Bitcoin got off to another weak start on Friday, having failed repeatedly to break back and hold above $90,000. Ether was trading below $3,000 with momentum picking up to the downside.

This has been a disappointing two days for crypto bulls who could have reasonably expected both Bitcoin and Ether to have regained upward strength, given the rebound in global equities since Wednesday afternoon.

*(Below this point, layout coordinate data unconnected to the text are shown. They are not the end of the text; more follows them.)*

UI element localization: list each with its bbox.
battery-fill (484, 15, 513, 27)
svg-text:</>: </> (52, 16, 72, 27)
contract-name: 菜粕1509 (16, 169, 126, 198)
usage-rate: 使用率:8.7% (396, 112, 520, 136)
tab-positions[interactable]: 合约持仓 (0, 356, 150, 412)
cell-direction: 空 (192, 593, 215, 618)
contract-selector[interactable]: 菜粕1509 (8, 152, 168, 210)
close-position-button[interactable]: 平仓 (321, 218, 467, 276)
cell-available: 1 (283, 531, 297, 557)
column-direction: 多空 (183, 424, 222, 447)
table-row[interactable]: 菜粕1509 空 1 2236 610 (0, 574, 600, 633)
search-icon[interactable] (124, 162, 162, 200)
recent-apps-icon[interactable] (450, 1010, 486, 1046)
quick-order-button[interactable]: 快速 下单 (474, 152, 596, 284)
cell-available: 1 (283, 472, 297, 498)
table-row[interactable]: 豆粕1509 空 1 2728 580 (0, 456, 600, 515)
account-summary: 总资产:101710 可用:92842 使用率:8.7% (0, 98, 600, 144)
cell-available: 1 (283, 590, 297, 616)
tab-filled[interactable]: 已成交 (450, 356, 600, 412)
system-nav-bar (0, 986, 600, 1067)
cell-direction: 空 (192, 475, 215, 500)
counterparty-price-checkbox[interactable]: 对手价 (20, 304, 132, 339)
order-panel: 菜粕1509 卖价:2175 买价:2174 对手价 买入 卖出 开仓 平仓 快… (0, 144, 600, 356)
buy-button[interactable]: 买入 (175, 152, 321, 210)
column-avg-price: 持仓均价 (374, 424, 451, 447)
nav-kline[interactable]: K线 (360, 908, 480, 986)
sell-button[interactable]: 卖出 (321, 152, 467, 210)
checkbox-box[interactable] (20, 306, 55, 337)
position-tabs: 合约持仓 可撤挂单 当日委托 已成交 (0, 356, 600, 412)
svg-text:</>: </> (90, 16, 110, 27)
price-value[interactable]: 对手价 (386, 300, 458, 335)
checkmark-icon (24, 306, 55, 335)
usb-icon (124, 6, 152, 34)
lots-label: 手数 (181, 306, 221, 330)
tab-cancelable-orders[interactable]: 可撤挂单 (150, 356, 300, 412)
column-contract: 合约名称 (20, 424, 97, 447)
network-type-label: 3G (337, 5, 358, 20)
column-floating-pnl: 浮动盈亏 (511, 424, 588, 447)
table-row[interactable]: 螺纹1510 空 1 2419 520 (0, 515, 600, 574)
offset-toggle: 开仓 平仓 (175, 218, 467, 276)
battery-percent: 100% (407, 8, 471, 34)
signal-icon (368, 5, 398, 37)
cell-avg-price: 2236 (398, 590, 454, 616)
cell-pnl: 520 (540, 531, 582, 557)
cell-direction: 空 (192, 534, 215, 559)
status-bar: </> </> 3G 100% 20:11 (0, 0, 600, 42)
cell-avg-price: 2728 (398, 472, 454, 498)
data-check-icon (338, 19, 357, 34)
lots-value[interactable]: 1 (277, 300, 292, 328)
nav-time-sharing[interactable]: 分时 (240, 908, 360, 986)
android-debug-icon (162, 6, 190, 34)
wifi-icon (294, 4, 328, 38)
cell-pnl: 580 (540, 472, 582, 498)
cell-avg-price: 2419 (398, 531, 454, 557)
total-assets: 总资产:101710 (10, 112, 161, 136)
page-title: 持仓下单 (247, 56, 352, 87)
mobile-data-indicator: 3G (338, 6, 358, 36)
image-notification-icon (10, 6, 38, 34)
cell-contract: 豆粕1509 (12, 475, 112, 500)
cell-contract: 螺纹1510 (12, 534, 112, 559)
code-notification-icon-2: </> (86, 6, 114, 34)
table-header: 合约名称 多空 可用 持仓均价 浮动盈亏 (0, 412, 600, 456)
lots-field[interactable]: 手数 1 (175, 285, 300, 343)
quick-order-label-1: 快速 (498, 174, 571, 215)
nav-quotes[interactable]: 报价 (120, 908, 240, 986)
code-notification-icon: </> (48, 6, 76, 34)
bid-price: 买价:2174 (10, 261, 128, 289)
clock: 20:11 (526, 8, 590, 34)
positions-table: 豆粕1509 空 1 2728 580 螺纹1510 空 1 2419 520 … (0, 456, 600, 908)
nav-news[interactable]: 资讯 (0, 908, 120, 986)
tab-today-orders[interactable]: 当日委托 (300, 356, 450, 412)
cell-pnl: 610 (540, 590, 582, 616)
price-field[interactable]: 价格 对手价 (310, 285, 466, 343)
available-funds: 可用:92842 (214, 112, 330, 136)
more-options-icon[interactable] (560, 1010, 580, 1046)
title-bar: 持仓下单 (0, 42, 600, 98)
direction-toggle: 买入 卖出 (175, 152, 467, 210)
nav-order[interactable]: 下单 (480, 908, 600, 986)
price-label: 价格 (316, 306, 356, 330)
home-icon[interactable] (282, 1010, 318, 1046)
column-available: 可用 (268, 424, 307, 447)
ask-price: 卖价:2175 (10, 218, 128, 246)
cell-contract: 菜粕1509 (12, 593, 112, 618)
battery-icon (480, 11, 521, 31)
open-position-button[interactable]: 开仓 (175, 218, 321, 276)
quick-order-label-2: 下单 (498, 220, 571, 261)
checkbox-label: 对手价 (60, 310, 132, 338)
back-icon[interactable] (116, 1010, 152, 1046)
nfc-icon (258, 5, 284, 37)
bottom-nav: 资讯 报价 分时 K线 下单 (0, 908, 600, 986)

ETF demand has softened noticeably, and the marginal buyer is increasingly short-term and speculative. None of these factors alone is decisive, but together they suggest a market struggling to sustain upside without fresh catalysts.

Volatility steady

The VIX is pretty much back where it ended last Friday, reflecting a market that remains relatively complacent, despite the selloff in equities earlier this week. The recovery since Wednesday afternoon indicates that investor risk appetite remains strong, yet volatility is not collapsing. This suggests that investors are still hedging against policy surprises, earnings risk, and geopolitical flare-ups.

Market outlook

With no significant earnings ahead of the weekend, attention shifts to global PMI data and the final day of the World Economic Forum in Davos. Next week marks a major inflection point, with Tesla, Apple, Amazon, and others set to report. Gold and silver remain headline acts, while oil continues to struggle for traction.

FX markets are subdued, crypto conviction is thinning, and volatility remains elevated enough to warrant respect. Tariff talk and geopolitics have cooled, but neither has disappeared. Beneath the surface, risk remains very much alive — even as the bulls continue to press their advantage and Dow 50,000 edges into view.